Politicians and journalists are subsets of the general population
populated by greater percentages of people whose instinctive response to a
perceived problem is to propose a new government program or more
government spending as the obvious, logical and inevitable response. In
the case of hard drugs, however, there's a compelling case that this
approach is dead wrong.
The black markets for drugs, which increase profit margins for sellers
to obscene levels and are marked by crime and violence, are created by
heavy-handed government controls. The more draconian the controls, the
more lucrative the illicit trade.
In addition, controls feed into the American culture's (and maybe
humankind's) eternal propensity to avoid personal responsibility.
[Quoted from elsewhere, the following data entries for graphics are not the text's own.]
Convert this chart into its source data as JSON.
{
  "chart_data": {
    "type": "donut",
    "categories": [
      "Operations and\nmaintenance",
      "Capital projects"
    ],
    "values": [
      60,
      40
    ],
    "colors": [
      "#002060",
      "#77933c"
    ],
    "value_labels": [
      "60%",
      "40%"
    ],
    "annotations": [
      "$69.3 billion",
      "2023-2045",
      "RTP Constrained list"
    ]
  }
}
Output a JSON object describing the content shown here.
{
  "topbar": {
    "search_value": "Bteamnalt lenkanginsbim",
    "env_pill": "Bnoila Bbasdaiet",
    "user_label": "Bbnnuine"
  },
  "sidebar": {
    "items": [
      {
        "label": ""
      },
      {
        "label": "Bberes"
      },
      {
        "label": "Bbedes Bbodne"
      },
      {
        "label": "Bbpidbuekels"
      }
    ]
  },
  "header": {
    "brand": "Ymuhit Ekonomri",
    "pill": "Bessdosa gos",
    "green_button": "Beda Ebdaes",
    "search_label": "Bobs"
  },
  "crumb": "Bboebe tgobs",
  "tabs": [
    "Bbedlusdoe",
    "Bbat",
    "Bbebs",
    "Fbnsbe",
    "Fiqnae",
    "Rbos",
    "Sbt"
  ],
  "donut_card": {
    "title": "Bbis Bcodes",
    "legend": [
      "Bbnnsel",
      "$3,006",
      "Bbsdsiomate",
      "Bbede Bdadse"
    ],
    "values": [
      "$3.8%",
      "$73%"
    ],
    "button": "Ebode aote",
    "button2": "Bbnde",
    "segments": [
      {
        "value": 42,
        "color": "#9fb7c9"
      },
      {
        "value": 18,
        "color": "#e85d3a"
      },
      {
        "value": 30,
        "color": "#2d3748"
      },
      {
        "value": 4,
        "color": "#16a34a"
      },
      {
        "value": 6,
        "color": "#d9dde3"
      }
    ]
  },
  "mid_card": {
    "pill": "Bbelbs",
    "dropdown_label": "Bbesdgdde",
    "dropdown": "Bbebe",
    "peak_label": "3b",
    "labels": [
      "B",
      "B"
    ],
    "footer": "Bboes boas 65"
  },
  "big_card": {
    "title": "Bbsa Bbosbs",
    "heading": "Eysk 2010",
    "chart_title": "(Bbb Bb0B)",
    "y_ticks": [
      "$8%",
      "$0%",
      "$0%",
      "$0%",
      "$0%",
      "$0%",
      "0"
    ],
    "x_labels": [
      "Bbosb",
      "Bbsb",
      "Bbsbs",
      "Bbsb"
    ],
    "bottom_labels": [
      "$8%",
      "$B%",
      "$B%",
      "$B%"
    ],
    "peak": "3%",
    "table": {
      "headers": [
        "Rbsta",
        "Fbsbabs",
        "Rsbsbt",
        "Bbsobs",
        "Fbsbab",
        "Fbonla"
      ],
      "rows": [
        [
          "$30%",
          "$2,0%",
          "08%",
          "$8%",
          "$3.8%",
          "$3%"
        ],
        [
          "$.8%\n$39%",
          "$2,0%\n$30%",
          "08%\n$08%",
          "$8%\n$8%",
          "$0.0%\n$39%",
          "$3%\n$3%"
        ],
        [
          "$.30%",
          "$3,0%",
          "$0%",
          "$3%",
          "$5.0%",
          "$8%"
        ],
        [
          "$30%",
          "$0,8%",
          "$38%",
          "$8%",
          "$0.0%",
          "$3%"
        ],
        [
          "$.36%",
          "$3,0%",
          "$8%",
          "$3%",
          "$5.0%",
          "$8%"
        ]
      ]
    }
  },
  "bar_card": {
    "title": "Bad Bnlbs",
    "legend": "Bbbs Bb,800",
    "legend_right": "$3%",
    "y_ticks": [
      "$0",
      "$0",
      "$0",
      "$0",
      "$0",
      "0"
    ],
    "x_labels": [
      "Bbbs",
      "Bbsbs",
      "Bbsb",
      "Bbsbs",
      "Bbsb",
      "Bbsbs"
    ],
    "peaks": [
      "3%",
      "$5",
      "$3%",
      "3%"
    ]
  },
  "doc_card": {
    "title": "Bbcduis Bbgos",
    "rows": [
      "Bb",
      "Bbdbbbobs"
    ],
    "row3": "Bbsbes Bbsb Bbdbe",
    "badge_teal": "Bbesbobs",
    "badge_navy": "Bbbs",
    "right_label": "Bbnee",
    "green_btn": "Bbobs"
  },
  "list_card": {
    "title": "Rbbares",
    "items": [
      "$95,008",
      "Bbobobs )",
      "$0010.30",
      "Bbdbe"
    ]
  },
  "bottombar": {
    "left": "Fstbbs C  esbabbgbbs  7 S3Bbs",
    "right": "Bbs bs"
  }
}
Few
people want to acknowledge the role played by their own bad choices in
creating their personal problems. The stance of the victim - of a troubled
childhood, a bad neighborhood, lack of opportunity, racism, corporate
greed, or an all-powerful drug that makes one helpless - is more
psychologically attractive to many and is encouraged by the general
culture.
But any addiction specialist, while acknowledging that these and other
factors are important, will tell you that the addict taking personal
responsibility for his or her own choices is important, perhaps essential
to recovery. The world is full of conditions that impact people
deleteriously over which they have no control. The key, as the Serenity
Prayer puts it, is to accept the things you cannot change so you can begin
to change the things you cannot accept.
Piling on the controls designed to save people from themselves deters
and delays the acceptance of personal responsibility. You can make a case
that it prolongs drug abuse problems rather than resolving or fixing them.
Besides the Weekly Standard magazine, these questions have also been
raised mainly by drug-reform groups like the Lindesmith Center and DRCNet.
OxyContin provides invaluable relief to a wide variety of people who
suffer from chronic pain. It is also subject to misuse and abuse. It is
tempting to want to use government to try to control those problems. But
much of the evidence suggests that will only make the problem worse. The
public spinning of worst-case scenarios may have done so already.
Mr. Bock is a senior editorial writer for the Orange County Register.